Naturalmente, la muerte de Martin ensombreció la vida diaria de Hedeby. Los coches paraban delante de la casa de Isabella Vanger según iban llegando los miembros del clan. Todo el mundo presentó sus condolencias. Lisbeth observaba la procesión fríamente. Mikael estaba sumergido en un profundo silencio.
—¿Cómo te encuentras? —preguntó Lisbeth finalmente.
Mikael meditó la respuesta durante un rato.
—Creo que sigo en estado de shock —contestó—. Me hallaba indefenso. Durante horas estuve convencido de que iba a morir. Sentía la angustia de la muerte y no podía hacer absolutamente nada. —Extendió una mano y se la puso a ella en la rodilla—. Gracias —dijo—. Si tú no hubieses aparecido, me habría matado.
Lisbeth le devolvió una sonrisa torcida.
—Aunque... no me entra en la cabeza cómo diablos fuiste tan idiota de enfrentarte tú sólita a él. Yo estaba tumbado en el suelo rezando para que vieras la foto, sumaras dos más dos y llamaras a la policía.
—Si hubiera esperado a la policía, no habrías sobrevivido. No podía dejar que ese cabrón te matara.
—¿Por qué no quieres hablar con la policía? —preguntó Mikael.
—No hablo con las autoridades.
—¿Por qué no?
—Cosas mías. Pero, en tu caso, no creo que sea muy positivo para tu carrera profesional aparecer en los titulares como el periodista que fue desnudado por Martin Vanger, el célebre asesino en serie. Si ya no te gusta superdetective Kalle Blomkvist, imagínate los nuevos apodos que te pondrían.
Mikael la observó detenidamente y dejó el tema.
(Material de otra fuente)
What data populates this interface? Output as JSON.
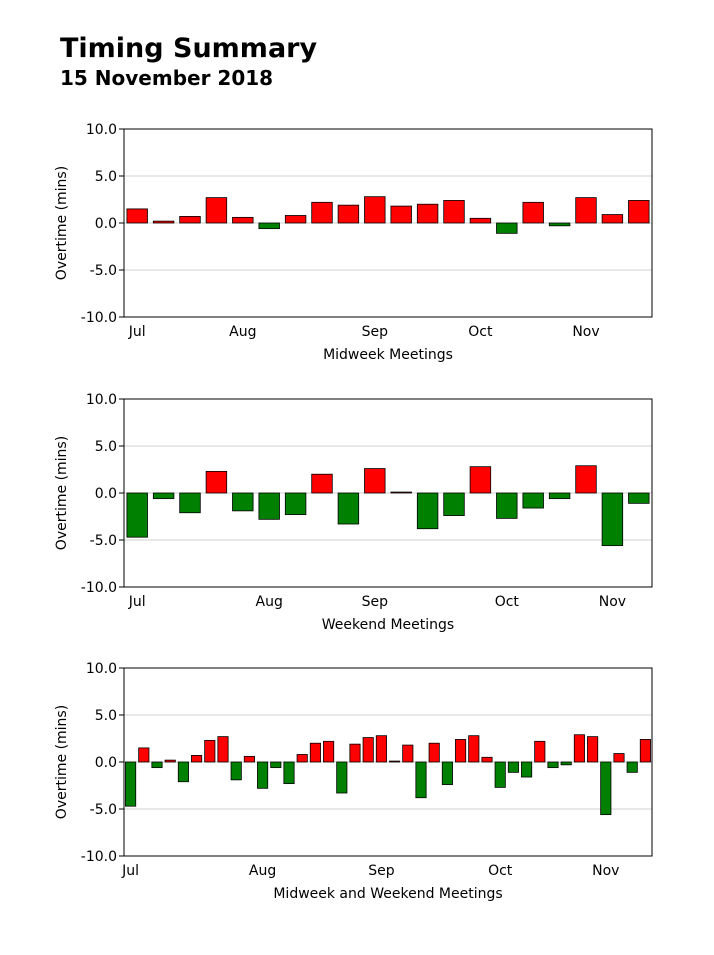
{
  "title": "Timing Summary",
  "date": "15 November 2018",
  "colors": {
    "positive": "#ff0000",
    "negative": "#008000",
    "grid": "#d0d0d0",
    "frame": "#000000"
  },
  "charts": [
    {
      "type": "bar",
      "xlabel": "Midweek Meetings",
      "ylabel": "Overtime (mins)",
      "ylim": [
        -10,
        10
      ],
      "yticks": [
        "10.0",
        "5.0",
        "0.0",
        "-5.0",
        "-10.0"
      ],
      "months": [
        {
          "label": "Jul",
          "at": 0.5
        },
        {
          "label": "Aug",
          "at": 4.5
        },
        {
          "label": "Sep",
          "at": 9.5
        },
        {
          "label": "Oct",
          "at": 13.5
        },
        {
          "label": "Nov",
          "at": 17.5
        }
      ],
      "values": [
        1.5,
        0.2,
        0.7,
        2.7,
        0.6,
        -0.6,
        0.8,
        2.2,
        1.9,
        2.8,
        1.8,
        2.0,
        2.4,
        0.5,
        -1.1,
        2.2,
        -0.3,
        2.7,
        0.9,
        2.4
      ]
    },
    {
      "type": "bar",
      "xlabel": "Weekend Meetings",
      "ylabel": "Overtime (mins)",
      "ylim": [
        -10,
        10
      ],
      "yticks": [
        "10.0",
        "5.0",
        "0.0",
        "-5.0",
        "-10.0"
      ],
      "months": [
        {
          "label": "Jul",
          "at": 0.5
        },
        {
          "label": "Aug",
          "at": 5.5
        },
        {
          "label": "Sep",
          "at": 9.5
        },
        {
          "label": "Oct",
          "at": 14.5
        },
        {
          "label": "Nov",
          "at": 18.5
        }
      ],
      "values": [
        -4.7,
        -0.6,
        -2.1,
        2.3,
        -1.9,
        -2.8,
        -2.3,
        2.0,
        -3.3,
        2.6,
        0.1,
        -3.8,
        -2.4,
        2.8,
        -2.7,
        -1.6,
        -0.6,
        2.9,
        -5.6,
        -1.1
      ]
    },
    {
      "type": "bar",
      "xlabel": "Midweek and Weekend Meetings",
      "ylabel": "Overtime (mins)",
      "ylim": [
        -10,
        10
      ],
      "yticks": [
        "10.0",
        "5.0",
        "0.0",
        "-5.0",
        "-10.0"
      ],
      "months": [
        {
          "label": "Jul",
          "at": 0.5
        },
        {
          "label": "Aug",
          "at": 10.5
        },
        {
          "label": "Sep",
          "at": 19.5
        },
        {
          "label": "Oct",
          "at": 28.5
        },
        {
          "label": "Nov",
          "at": 36.5
        }
      ],
      "values": [
        -4.7,
        1.5,
        -0.6,
        0.2,
        -2.1,
        0.7,
        2.3,
        2.7,
        -1.9,
        0.6,
        -2.8,
        -0.6,
        -2.3,
        0.8,
        2.0,
        2.2,
        -3.3,
        1.9,
        2.6,
        2.8,
        0.1,
        1.8,
        -3.8,
        2.0,
        -2.4,
        2.4,
        2.8,
        0.5,
        -2.7,
        -1.1,
        -1.6,
        2.2,
        -0.6,
        -0.3,
        2.9,
        2.7,
        -5.6,
        0.9,
        -1.1,
        2.4
      ]
    }
  ]
}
—Tenemos un problema —dijo Lisbeth.
Mikael asintió.
—¿Qué pasó con Harriet?
Lisbeth depositó las dos fotos polaroid en la mesa. Le explicó dónde las había encontrado. Mikael las estudió minuciosamente antes de levantar la vista.
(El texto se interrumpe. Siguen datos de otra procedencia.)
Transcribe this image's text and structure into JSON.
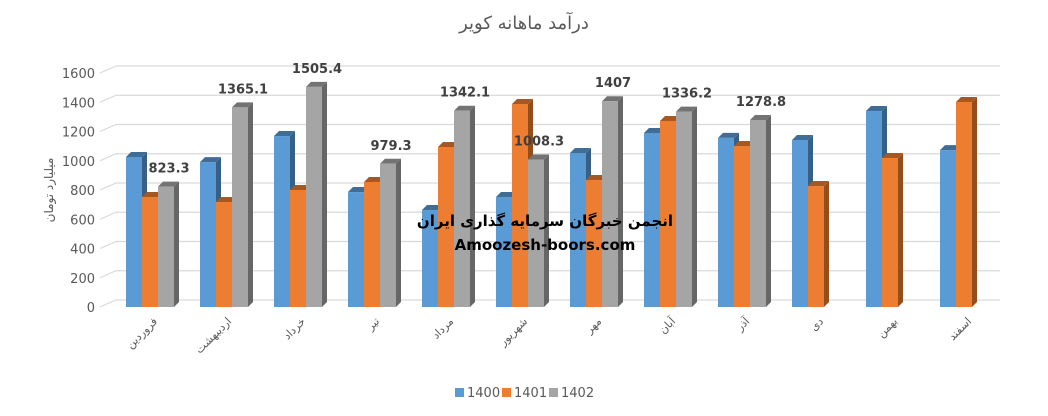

—Puede ser ella —dijo finalmente—. No lo puedo jurar, pero su constitución y su pelo coinciden con todas las fotos que he visto de ella.


Mikael y Lisbeth estuvieron sentados en el jardín durante una hora intentando encajar las piezas del rompecabezas. Se percataron de que los dos, cada uno por su lado, habían identificado a Martin Vanger como la que les faltaba.
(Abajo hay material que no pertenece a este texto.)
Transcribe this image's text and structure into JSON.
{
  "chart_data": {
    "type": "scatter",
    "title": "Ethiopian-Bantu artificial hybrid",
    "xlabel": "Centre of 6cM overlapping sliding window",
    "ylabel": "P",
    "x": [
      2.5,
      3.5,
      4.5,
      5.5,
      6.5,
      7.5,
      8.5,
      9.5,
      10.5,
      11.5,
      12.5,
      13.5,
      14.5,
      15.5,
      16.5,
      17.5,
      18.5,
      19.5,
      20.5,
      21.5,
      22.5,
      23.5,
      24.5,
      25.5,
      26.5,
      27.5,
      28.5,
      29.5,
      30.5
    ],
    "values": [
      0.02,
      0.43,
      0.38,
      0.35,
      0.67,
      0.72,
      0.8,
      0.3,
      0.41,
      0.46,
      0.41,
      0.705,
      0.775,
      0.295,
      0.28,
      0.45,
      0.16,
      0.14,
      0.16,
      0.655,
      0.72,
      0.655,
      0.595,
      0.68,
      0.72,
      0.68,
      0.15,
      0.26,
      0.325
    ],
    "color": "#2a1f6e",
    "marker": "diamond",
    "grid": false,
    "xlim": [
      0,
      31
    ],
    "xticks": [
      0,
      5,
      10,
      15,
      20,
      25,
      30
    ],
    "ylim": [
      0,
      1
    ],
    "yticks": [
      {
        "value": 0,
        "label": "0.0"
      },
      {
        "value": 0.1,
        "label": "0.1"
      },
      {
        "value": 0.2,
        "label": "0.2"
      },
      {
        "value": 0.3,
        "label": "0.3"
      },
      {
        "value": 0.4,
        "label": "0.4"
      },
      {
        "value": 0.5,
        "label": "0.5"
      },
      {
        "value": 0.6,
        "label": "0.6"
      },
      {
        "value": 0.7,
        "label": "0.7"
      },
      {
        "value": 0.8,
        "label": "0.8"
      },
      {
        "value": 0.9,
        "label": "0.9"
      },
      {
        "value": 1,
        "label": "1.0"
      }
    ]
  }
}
Ella nunca descubrió la foto que Mikael había dejado sobre la mesa de la cocina. Tras estudiar las imágenes de las cámaras de vigilancia, llegó a la conclusión de que Mikael había hecho alguna tontería. Así que Lisbeth tomó el camino de la orilla del estrecho hasta la casa de Martin Vanger, donde miró por todas las ventanas sin ver ni una sola alma. Comprobó cuidadosamente todas las puertas y ventanas de la planta baja. Al final subió trepando al piso superior y entró por un balcón abierto. Se movió con sumo cuidado al registrar la casa habitación por habitación, lo cual le llevó mucho tiempo. Al cabo de un rato encontró la puerta que bajaba al sótano. Martin había cometido una negligencia: había dejado entreabierta la puerta de la cámara del terror, con lo cual Lisbeth se dio perfectamente cuenta de la situación.
Mikael le preguntó qué había oído de lo que dijo Martin.
—No mucho. Llegué cuando te estaba haciendo preguntas sobre lo que le ocurrió a Harriet, justo antes de que te colgara en la soga. Os dejé durante algunos minutos mientras subí a buscar un arma. Encontré los palos de golf en un armario.
—Martin Vanger no tenía ni idea de lo que ocurrió con Harriet —dijo Mikael.
—¿Le crees?
—Sí —afirmó Mikael sin el menor atisbo de duda—. Martin Vanger estaba más loco que un turón rabioso..., ¿de dónde diablos sacaré yo todas estas metáforas...?, pero confesó todos los crímenes que había cometido. Sin tapujos. La verdad es que creo que quería impresionarme. Pero cuando hablamos de Harriet se mostró tan ansioso como Henrik Vanger por averiguar lo sucedido.
—Así que... ¿adonde nos lleva eso?
—Sabemos que Gottfried Vanger fue el autor de la primera serie de asesinatos, entre 1949 y 1965.
—Vale. E instruyó a Martin Vanger.
—¡Vaya familia más disfuncional! —dijo Mikael—. En realidad, Martin nunca tuvo una oportunidad.
Lisbeth Salander le echó una extraña mirada.
—Lo que me contó Martin, aunque de manera fragmentada, fue que su padre lo inició cuando entró en la pubertad. En 1962 presenció el asesinato de Lea, la de Uddevalla. Por aquel entonces tenía catorce años. Estuvo también en el asesinato de Sara en 1964. En aquella ocasión participó activamente. Ahí ya tenía dieciséis.
—¿Y?
—Dijo que no era homosexual y que, a excepción de su padre, nunca había tocado a un hombre. Eso me hace pensar que... bueno, lo único que podemos concluir es que su padre lo violaba. Seguramente los abusos se prolongarían durante mucho tiempo. Fue, por decirlo de alguna manera, educado por su padre.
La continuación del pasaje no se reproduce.